FrozenWasteland · 61-69, M
@uikakarotuevegeta I expect single thread performance improvement with the 9950X over my 7900X to be modest. Benchmarks are confusing, claiming anywhere from 6% to 20% improvement. I'm leaning towards the low end, maybe 10%.

But where I expect real improvement is in (say) building a root filesystem for an embedded Linux project. Faster RAM, 32 threads running instead of 24, faster SDDs should (I hope) reduce build time by half an hour or more. If it doesn't catch fire. I'm going back to air cooling on this one after a couple of liquid cooler failures on the 7900X box, so we'll see how that works.
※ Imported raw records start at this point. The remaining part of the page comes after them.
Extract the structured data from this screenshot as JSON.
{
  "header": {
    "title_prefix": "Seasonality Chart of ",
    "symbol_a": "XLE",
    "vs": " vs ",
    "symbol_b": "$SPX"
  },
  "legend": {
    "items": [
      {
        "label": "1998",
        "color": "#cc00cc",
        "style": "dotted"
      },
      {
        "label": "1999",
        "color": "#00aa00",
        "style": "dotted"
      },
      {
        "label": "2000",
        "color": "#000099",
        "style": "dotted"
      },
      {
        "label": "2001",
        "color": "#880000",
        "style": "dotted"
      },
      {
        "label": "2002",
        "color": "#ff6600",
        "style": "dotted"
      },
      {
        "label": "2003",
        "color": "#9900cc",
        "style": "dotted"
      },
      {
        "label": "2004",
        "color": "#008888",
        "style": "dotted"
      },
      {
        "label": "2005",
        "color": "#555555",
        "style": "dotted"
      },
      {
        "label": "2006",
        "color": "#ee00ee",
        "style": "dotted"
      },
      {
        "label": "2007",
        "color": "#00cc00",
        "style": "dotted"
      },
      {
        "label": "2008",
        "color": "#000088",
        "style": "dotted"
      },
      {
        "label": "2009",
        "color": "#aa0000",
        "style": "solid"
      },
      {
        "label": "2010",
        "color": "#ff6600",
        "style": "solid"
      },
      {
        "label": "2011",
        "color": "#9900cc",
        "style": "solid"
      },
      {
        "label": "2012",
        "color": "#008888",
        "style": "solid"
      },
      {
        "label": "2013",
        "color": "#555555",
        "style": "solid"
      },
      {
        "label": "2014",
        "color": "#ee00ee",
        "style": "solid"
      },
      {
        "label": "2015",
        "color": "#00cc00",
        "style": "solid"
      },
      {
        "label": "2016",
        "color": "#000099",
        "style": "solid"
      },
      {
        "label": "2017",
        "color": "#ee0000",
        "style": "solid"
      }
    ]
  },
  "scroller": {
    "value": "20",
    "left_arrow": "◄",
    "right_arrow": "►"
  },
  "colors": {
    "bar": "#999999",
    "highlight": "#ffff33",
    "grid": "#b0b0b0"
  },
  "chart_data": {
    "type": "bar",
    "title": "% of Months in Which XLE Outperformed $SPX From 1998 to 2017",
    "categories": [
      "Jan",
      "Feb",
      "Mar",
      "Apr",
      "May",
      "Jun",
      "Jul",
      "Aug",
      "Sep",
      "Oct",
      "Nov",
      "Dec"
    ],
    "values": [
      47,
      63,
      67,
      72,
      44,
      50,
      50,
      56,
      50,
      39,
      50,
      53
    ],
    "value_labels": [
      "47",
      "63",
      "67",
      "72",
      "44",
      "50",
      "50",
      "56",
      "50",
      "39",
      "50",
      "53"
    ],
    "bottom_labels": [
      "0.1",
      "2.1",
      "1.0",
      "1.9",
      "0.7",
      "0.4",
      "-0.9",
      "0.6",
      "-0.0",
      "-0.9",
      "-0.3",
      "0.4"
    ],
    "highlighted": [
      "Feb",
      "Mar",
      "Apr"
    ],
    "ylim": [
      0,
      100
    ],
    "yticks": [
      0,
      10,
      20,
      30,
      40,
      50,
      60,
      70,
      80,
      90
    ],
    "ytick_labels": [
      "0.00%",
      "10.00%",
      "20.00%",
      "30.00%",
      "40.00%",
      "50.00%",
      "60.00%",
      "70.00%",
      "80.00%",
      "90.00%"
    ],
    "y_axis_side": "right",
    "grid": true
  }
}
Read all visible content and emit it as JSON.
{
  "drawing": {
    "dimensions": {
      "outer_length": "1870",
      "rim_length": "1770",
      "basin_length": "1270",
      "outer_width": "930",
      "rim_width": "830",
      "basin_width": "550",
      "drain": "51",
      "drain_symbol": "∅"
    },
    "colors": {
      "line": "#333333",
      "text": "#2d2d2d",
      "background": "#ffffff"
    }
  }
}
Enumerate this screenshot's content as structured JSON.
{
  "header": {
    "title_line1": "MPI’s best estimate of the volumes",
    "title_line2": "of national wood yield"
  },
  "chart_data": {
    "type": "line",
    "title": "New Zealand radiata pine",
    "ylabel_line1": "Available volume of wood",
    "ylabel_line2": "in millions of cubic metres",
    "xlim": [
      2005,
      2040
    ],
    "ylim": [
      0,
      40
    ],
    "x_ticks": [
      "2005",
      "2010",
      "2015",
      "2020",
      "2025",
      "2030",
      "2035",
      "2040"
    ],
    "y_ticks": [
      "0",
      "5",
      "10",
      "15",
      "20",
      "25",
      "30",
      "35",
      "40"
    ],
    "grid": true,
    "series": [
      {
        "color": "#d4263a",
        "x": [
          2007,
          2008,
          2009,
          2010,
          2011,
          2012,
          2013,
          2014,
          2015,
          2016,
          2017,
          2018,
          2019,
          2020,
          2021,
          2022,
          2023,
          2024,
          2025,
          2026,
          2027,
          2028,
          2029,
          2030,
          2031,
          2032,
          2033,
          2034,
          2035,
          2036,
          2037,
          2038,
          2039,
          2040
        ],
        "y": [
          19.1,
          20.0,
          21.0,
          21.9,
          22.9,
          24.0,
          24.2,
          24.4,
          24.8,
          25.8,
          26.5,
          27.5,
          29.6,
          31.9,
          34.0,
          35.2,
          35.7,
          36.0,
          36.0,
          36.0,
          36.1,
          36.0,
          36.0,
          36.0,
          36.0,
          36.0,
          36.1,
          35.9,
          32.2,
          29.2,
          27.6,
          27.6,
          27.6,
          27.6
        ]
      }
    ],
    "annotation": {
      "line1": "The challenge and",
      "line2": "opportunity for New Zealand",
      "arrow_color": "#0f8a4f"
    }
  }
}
@FrozenWasteland so Ryzen 7000 Series doesn't support PCIE Gen 5? Because that's pretty much the bottleneck for NVME bandwidth, if 7000 only supports Gen 4. You only really need liquid cooling for the 3D variants because those use up a lot of power and get really hot; AMD even recommends it over air cooling for them.

If you're gonna set up a Linux server, why not just build a HEDT with ThreadRipper CPU instead? I wouldn't go for the Xeon stuff because they suck compared to ThreadRipper and Epyc. Yes, I know Xeon is technically for workstations and servers, but Intel did release some specifically for HEDTs after they abandoned the Core Extreme lineup.